Friday, November 20, 2009

Chickens

The new thing is for we Americans to raise our own chickens. And let them have "free range." We're told that it will be a beautiful experience. One that will include organic eggs and fresh fried chicken dinners. Thank goodness I live in a condo with strict rules about livestock.

I have some friends who have chickens on their farm. Well, they live there only half the year so they, technically, rent the chickens. And they have some sad and gory chicken stories. As all of us who've raised chickens do.

First and foremost, chickens poop. I mean they poop way more than you'd think. I mean that when you walk into the coop you will sometimes slip on the poop and fall into the poop so that you are sort of covered in it and all you hear when you get back to the house is "Why did it take you so long to gather those eggs?"

When I was a child, spending summers on my aunt and uncle's farm in Southern Indiana, we had chickens. Egg gathering was my job. Besides the aforementioned poop, I was afraid of the chickens. Some of them were mean.

Mostly they were in coops but a few at a time got to be yard chickens. The forerunners of free rangers. They must have thought that they had reached the top of the heap but the truth was that when they hit the yard, their days were numbered.

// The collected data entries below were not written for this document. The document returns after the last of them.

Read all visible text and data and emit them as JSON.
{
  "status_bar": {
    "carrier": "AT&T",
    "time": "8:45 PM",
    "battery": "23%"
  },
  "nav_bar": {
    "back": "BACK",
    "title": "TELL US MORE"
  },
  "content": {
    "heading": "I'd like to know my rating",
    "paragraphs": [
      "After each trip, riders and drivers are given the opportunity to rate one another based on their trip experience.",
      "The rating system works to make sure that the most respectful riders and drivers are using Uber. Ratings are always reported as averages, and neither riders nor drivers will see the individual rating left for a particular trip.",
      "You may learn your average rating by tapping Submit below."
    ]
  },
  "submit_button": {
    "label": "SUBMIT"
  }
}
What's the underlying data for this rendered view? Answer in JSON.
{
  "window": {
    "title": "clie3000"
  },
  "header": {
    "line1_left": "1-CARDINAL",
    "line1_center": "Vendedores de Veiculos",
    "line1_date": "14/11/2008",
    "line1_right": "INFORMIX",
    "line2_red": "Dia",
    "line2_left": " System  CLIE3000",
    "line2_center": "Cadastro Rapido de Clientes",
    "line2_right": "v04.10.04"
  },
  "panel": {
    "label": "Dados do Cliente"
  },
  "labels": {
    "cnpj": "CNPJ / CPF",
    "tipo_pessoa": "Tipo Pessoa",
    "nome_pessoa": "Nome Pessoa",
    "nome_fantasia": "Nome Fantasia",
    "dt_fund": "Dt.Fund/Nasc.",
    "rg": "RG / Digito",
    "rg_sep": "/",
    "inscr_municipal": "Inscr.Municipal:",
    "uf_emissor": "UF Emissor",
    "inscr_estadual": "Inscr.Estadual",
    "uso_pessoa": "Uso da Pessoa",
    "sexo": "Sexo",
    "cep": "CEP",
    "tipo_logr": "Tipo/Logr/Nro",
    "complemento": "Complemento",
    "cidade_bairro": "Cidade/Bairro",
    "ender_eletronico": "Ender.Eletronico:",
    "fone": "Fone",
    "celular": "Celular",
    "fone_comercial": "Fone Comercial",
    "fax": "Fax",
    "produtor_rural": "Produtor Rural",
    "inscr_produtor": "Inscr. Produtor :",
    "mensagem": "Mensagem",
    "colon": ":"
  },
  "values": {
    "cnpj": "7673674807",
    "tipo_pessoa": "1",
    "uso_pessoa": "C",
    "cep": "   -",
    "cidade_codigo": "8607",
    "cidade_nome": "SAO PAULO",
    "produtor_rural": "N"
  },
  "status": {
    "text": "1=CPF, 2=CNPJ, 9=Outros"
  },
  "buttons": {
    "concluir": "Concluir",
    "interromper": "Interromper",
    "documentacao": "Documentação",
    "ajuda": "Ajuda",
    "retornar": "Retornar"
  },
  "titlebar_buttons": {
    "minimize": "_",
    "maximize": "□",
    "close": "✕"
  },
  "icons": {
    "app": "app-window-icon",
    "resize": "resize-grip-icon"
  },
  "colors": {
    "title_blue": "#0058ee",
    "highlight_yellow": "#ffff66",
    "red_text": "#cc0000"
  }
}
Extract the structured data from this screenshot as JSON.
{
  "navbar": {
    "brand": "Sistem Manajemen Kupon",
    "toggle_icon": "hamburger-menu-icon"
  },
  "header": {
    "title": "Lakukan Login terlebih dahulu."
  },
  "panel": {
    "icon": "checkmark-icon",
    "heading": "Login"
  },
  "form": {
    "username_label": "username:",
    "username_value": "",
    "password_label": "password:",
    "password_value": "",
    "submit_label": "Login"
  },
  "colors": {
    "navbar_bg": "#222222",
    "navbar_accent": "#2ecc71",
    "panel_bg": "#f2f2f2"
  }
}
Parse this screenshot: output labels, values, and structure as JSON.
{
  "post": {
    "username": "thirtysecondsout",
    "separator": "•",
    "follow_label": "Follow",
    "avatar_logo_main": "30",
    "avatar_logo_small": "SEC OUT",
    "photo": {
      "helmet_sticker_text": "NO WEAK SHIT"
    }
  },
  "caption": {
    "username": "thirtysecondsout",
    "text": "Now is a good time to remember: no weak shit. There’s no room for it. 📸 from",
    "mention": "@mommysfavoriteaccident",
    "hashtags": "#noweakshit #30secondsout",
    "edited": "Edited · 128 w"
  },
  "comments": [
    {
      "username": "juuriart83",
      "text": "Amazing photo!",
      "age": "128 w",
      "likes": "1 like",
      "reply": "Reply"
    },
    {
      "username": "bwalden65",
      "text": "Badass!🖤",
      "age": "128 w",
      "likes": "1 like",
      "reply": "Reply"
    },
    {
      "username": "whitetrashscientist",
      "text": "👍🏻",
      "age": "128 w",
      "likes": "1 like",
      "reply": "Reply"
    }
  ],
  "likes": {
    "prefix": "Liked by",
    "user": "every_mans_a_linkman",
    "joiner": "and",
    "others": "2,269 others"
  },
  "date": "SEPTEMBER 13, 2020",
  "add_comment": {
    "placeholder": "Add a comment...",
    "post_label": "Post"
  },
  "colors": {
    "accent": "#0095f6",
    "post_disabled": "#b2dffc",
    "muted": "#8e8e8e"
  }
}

Because on Sunday mornings my aunt would chase down two or three chickens, ring their necks, and let the bodies, spurting out blood, dance around the yard - right before my eyes. Then they were dunked in hot water and I had to help take off the feathers before they were cleaned and made ready to fry for Sunday dinner.

I'm surprised I'm not damaged by all that violence.

When my son was 18 years old he went on a mission trip to Haiti. While he and his friends were repairing a school roof an old lady came by, built a little pen and put chickens in it. The young men climbed down from the roof and played with the chickens.

Later, and to the great surprise of my son and his city friends, she came back, chopped off their heads and prepared them for the workers' lunch.

My son later became a big game hunter. I hope he wasn't influenced by the old lady and the chickens.